In Riemannian geometry there is a beautiful theorem which states that a manifold with a symmetric connection is locally flat everywhere if and only if the curvature tensor vanishes. Therefore, in a locally flat coordinates such that $\Gamma_{jk}^i=0$, $g_{ij}$ is constant throughout the chart and a linear transformation can be used to diagonalize the metric into flat metric $\eta_{ij}$. In this case, and in this case only, it would be possible to use the flat metric in the whole chart.

This is not the case in general though, because usually the curvature tensor does not vanish. But still is possible to find a coordinate in a point $p$ of the manifold such that $g_{ij}(p)=\eta_{ij}(p)$ as long as the torsion tensor vanishes (which is the case in GR).

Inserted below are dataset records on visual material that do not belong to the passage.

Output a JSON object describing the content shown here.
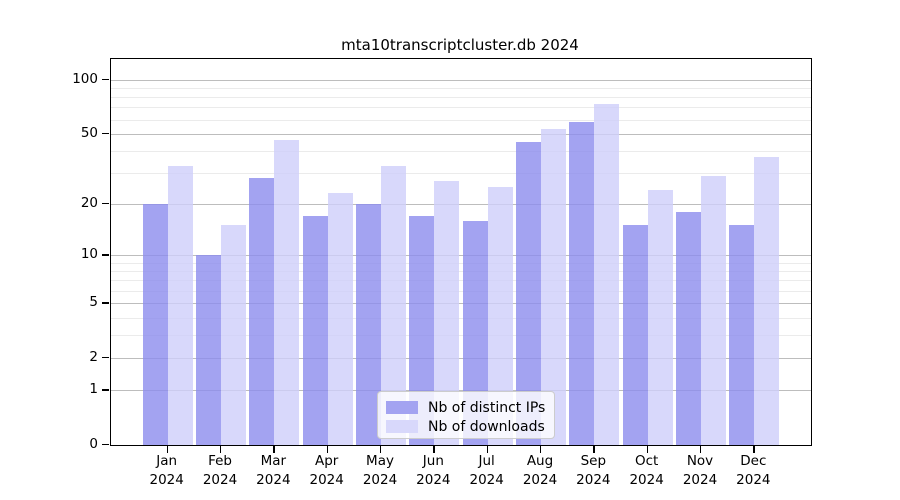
{
  "title": "mta10transcriptcluster.db 2024",
  "legend": {
    "items": [
      {
        "label": "Nb of distinct IPs",
        "color": "#a3a3f1"
      },
      {
        "label": "Nb of downloads",
        "color": "#d8d8fb"
      }
    ]
  },
  "chart_data": {
    "type": "bar",
    "title": "mta10transcriptcluster.db 2024",
    "scale": "log10(1+x)",
    "categories": [
      "Jan 2024",
      "Feb 2024",
      "Mar 2024",
      "Apr 2024",
      "May 2024",
      "Jun 2024",
      "Jul 2024",
      "Aug 2024",
      "Sep 2024",
      "Oct 2024",
      "Nov 2024",
      "Dec 2024"
    ],
    "series": [
      {
        "name": "Nb of distinct IPs",
        "color": "#a3a3f1",
        "values": [
          20,
          10,
          28,
          17,
          20,
          17,
          16,
          45,
          58,
          15,
          18,
          15
        ]
      },
      {
        "name": "Nb of downloads",
        "color": "#d8d8fb",
        "values": [
          33,
          15,
          46,
          23,
          33,
          27,
          25,
          53,
          73,
          24,
          29,
          37
        ]
      }
    ],
    "xlabel": "",
    "ylabel": "",
    "yticks": [
      0,
      1,
      2,
      5,
      10,
      20,
      50,
      100
    ],
    "minor_gridlines": [
      3,
      4,
      6,
      7,
      8,
      9,
      30,
      40,
      60,
      70,
      80,
      90
    ],
    "ylim": [
      0,
      130
    ],
    "grid": true,
    "legend_position": "lower center inside"
  }
}
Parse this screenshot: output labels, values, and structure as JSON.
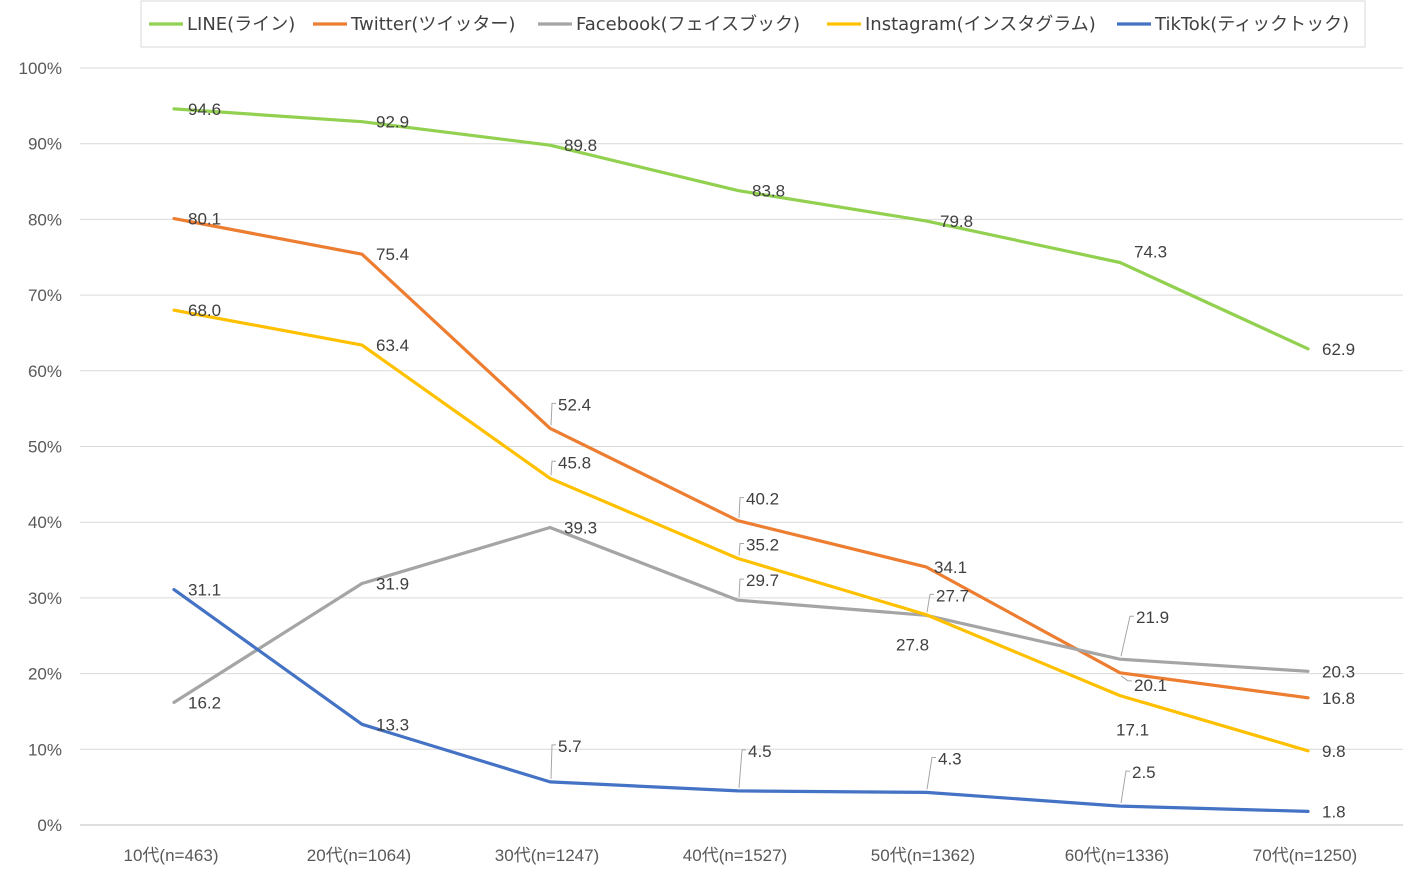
{
  "chart_data": {
    "type": "line",
    "categories": [
      "10代(n=463)",
      "20代(n=1064)",
      "30代(n=1247)",
      "40代(n=1527)",
      "50代(n=1362)",
      "60代(n=1336)",
      "70代(n=1250)"
    ],
    "y_ticks": [
      "0%",
      "10%",
      "20%",
      "30%",
      "40%",
      "50%",
      "60%",
      "70%",
      "80%",
      "90%",
      "100%"
    ],
    "ylim": [
      0,
      100
    ],
    "grid": true,
    "legend_position": "top",
    "series": [
      {
        "name": "LINE(ライン)",
        "color": "#92D050",
        "values": [
          94.6,
          92.9,
          89.8,
          83.8,
          79.8,
          74.3,
          62.9
        ],
        "labels": [
          "94.6",
          "92.9",
          "89.8",
          "83.8",
          "79.8",
          "74.3",
          "62.9"
        ]
      },
      {
        "name": "Twitter(ツイッター)",
        "color": "#ED7D31",
        "values": [
          80.1,
          75.4,
          52.4,
          40.2,
          34.1,
          20.1,
          16.8
        ],
        "labels": [
          "80.1",
          "75.4",
          "52.4",
          "40.2",
          "34.1",
          "20.1",
          "16.8"
        ]
      },
      {
        "name": "Facebook(フェイスブック)",
        "color": "#A5A5A5",
        "values": [
          16.2,
          31.9,
          39.3,
          29.7,
          27.7,
          21.9,
          20.3
        ],
        "labels": [
          "16.2",
          "31.9",
          "39.3",
          "29.7",
          "27.7",
          "21.9",
          "20.3"
        ]
      },
      {
        "name": "Instagram(インスタグラム)",
        "color": "#FFC000",
        "values": [
          68.0,
          63.4,
          45.8,
          35.2,
          27.8,
          17.1,
          9.8
        ],
        "labels": [
          "68.0",
          "63.4",
          "45.8",
          "35.2",
          "27.8",
          "17.1",
          "9.8"
        ]
      },
      {
        "name": "TikTok(ティックトック)",
        "color": "#4472C4",
        "values": [
          31.1,
          13.3,
          5.7,
          4.5,
          4.3,
          2.5,
          1.8
        ],
        "labels": [
          "31.1",
          "13.3",
          "5.7",
          "4.5",
          "4.3",
          "2.5",
          "1.8"
        ]
      }
    ]
  }
}
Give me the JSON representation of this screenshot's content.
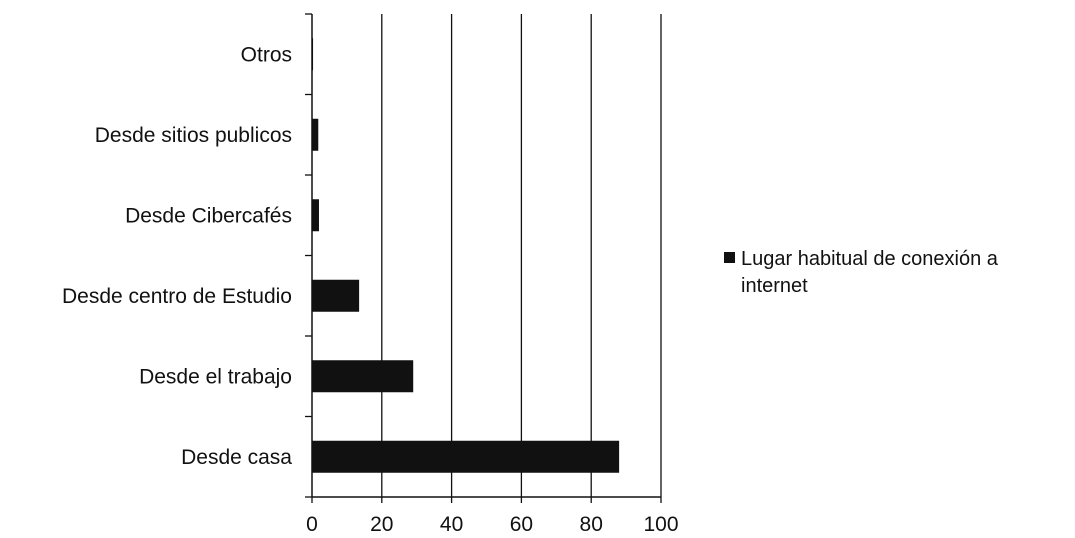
{
  "chart_data": {
    "type": "bar",
    "orientation": "horizontal",
    "categories": [
      "Otros",
      "Desde sitios publicos",
      "Desde Cibercafés",
      "Desde centro de Estudio",
      "Desde el trabajo",
      "Desde casa"
    ],
    "series": [
      {
        "name": "Lugar habitual de conexión a internet",
        "values": [
          0.3,
          1.8,
          2.0,
          13.5,
          29.0,
          88.0
        ]
      }
    ],
    "title": "",
    "xlabel": "",
    "ylabel": "",
    "xlim": [
      0,
      100
    ],
    "xticks": [
      0,
      20,
      40,
      60,
      80,
      100
    ],
    "xtick_labels": [
      "0",
      "20",
      "40",
      "60",
      "80",
      "100"
    ],
    "grid": "vertical major gridlines",
    "legend": {
      "position": "right",
      "lines": [
        "Lugar habitual de conexión a",
        "internet"
      ]
    },
    "colors": {
      "bar": "#111111",
      "gridline": "#111111",
      "axis": "#111111",
      "text": "#111111",
      "background": "#ffffff"
    }
  }
}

This is called geodesic coordinates or normal coordinates. But this is done differently for each point $p$ and it does not mean that second derivatives of the metric, and therefore the curvature, is zero and that is the why you cannot extend the flat metric for the whole manifold (unless the curvature vanishes). Remember also that the metric, as a tensor, is independent on the coordinate frame. Although its coordinates $g_{ij}$ change from one frame to another, the abstract object $g=g_{ij}dx^i\otimes dx^j$ remains the same.

Answer 3

$g_{\mu \nu}(x)$ means that $g$ is a function of location ($x$) --- so it varies across the manifold, which is the problem.

I think that if $g \ne g(x)$, then necessarily $g = \eta$ ... Hopefully someone else can chime in on that.

Answer 4

Let $\mathcal{M}$ be the space time manifold, whose local charts (open sets) are described by $U_i$.

A local coordinate frame $S_i$ is a map $\xi\colon U_i\mapsto \mathbb{R}^N$ such that $\xi(m) = (x_1,\ldots,x_N) \in \mathbb{R}^N, m\,\in U_i$. Let, moreover, $g$ be a $(0,2)$ rank tensor (the metric).

A change of coordinates is any smooth invertible map $f\colon U_i\mapsto U_j$. Under such map the element $\alpha$ of the cotangent bundle transform as $\alpha'(x') = f_*(x)\alpha(x)$, with $f_*$ being the pullback of the map $f$.

It might be possible, given a pair of charts $(U_i,U_j)$, to find $f$ such that the new metric as calculated in $U_j$ will result proportional to the old one in $U_i$; however, since the form $f$ is strongly dependent on the charts and on the point, applying the same $f_*$ to another chart $U_k$ might not do the job (actually, the map $f$ might not even be defined on other charts).

Linear transformations are a very special case because the Jacobian matrix does not depend on the point, since after taking derivatives the dependence on $x$ disappears. This allows to easily extend them to the entire manifold, whereas that may not be possible for any other (non-linear) change of coordinates.

Answer 5

Manifolds are defined such that locally they look like Euclidean space; this is why we call them smooth manifolds.

A riemannian manifold is a manifold that locally has some inner product structure, ie a way of measuring length and angles.

Lengths and angles are invariants, hence will have an invariant expression in terms of a local coordinate basis; and hence also a transformation law.

Essentially, locally all you're doing is doing linear algebra.